Learning-Based Model Predictive Control for Piecewise Affine Systems with Feasibility Guarantees
Samuel Mallick, Azita Dabiri, Bart De Schutter
TL;DR
This work tackles online MPC for piecewise affine systems, where solving for the switching sequence can be computationally prohibitive. It introduces a learning-based MPC that offline trains a classifier to map states to a PWA region sequence, reducing online operation to a linear program while guaranteeing feasibility of the policy output. A convex-partition-based structure, an iterative data-generation procedure, and a tightened-MPC feasibility test underpin the approach, yielding substantial offline and online efficiency gains relative to explicit and online MPC. Numerical results show the method achieves favorable suboptimality concentrated near partition boundaries and significantly lower online computation, enabling scalable real-time control for PWA dynamics with feasibility guarantees.
Abstract
Online model predictive control (MPC) for piecewise affine (PWA) systems requires the online solution to an optimization problem that implicitly optimizes over the switching sequence of PWA regions, for which the computational burden can be prohibitive. Alternatively, the computation can be moved offline using explicit MPC; however, the online memory requirements and the offline computation can then become excessive. In this work we propose a solution in between online and explicit MPC, addressing the above issues by partially dividing the computation between online and offline. To solve the underlying MPC problem, a policy, learned offline, specifies the sequence of PWA regions that the dynamics must follow, thus reducing the complexity of the remaining optimization problem that solves over only the continuous states and control inputs.

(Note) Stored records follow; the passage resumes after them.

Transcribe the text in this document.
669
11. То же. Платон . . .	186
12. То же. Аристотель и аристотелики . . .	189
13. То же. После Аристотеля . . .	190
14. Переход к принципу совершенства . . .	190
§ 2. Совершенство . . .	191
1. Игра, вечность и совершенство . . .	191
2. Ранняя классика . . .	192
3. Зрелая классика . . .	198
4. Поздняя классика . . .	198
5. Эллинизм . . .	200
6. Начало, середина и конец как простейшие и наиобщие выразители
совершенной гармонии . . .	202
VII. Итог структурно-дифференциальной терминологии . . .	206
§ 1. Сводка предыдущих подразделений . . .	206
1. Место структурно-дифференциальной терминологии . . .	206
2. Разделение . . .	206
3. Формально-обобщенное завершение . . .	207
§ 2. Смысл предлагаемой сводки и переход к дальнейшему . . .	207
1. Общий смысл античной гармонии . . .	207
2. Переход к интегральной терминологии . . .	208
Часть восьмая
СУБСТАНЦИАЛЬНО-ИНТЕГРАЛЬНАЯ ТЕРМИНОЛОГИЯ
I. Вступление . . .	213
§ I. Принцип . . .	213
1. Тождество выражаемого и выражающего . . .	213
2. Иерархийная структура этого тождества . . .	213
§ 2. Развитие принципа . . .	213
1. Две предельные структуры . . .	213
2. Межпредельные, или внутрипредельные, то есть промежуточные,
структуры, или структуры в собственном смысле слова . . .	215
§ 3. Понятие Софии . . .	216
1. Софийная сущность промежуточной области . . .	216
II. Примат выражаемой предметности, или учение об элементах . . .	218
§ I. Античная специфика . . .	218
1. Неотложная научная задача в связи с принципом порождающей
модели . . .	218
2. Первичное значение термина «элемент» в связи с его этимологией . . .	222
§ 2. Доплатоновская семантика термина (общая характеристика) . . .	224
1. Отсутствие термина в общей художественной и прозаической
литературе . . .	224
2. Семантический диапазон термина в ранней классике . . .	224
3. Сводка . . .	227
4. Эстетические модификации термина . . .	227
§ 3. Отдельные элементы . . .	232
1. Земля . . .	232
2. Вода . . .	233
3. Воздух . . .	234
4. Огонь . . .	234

We provide a condition, verifiable during learning, that guarantees feasibility of the learned policy's output, such that an optimal continuous control input can always be found online. Furthermore, a method for iteratively generating training data offline allows the feasible policy to be learned efficiently, reducing the offline computational burden. A numerical experiment demonstrates the effectiveness of the method compared to both online and explicit MPC.